Fair Division

Fair division, also known as the cake-cutting problem, is the problem of dividing a resource in such a way that all recipients believe that they have received a fair amount. The problem is easier when recipients have different measures of value of the parts of the resource: in the "cake cutting" version, one recipient may like marzipan, another prefers cherries, and so on—then, and only then, the n recipients may get even more than what would be one n-th of the value of the "cake" for each of them. On the other hand, the presence of different measures opens a vast potential for many challenging questions and directions of further research.

There are a number of variants of the problem. The definition of 'fair' may simply mean that they get at least their fair proportion, or harder requirements like envy-freeness may also need to be satisfied. The theoretical algorithms mainly deal with goods that can be divided without losing value. The division of indivisible goods, as in for instance a divorce, is a major practical problem. Chore division is a variant where the goods are undesirable.

Fair division is often used to refer to just the simplest variant. That version is referred to here as proportional division or simple fair division.

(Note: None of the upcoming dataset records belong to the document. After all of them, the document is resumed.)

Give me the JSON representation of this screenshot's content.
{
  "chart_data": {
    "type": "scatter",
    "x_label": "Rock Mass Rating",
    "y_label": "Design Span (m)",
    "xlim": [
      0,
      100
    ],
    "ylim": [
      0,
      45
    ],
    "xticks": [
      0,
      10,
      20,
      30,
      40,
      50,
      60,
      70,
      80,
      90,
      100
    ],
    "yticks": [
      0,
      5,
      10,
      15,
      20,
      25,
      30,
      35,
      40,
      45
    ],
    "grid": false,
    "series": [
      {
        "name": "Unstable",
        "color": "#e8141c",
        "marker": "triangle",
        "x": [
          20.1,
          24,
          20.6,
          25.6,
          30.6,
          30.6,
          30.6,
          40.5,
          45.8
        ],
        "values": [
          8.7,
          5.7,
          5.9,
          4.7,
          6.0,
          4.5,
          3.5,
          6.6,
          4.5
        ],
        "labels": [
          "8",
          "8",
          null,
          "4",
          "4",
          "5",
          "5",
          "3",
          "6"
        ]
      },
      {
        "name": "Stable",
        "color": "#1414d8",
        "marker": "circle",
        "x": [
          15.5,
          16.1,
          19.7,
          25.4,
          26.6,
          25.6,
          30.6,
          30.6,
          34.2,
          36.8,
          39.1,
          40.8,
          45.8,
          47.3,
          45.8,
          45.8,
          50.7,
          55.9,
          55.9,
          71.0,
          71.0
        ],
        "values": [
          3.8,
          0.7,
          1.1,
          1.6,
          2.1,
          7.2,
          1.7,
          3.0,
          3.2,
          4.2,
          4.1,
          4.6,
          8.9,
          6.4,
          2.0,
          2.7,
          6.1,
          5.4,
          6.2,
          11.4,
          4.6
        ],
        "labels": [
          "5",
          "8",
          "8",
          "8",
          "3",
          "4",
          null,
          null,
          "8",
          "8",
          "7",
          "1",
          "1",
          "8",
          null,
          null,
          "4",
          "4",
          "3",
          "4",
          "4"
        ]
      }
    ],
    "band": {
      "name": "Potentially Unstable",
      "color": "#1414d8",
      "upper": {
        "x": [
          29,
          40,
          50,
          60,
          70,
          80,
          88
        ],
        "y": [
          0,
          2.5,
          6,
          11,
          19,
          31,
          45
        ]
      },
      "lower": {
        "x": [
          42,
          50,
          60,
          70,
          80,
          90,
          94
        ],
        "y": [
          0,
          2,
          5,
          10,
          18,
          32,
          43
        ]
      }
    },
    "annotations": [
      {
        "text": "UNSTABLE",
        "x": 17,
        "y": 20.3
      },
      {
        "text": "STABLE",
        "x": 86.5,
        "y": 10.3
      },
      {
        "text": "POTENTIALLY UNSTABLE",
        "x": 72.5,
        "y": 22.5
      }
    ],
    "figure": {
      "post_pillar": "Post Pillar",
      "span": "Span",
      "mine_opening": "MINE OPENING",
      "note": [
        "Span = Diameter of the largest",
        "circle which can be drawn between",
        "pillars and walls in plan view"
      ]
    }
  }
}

Most of what is normally called a fair division is not considered so by the theory because of the use of arbitration. This kind of situation happens quite often with mathematical theories named after real life problems. The decisions in the Talmud on entitlement when an estate is bankrupt reflect some quite complex ideas about fairness, and most people would consider them fair. However they are the result of legal debates by rabbis rather than divisions according to the valuations of the claimants.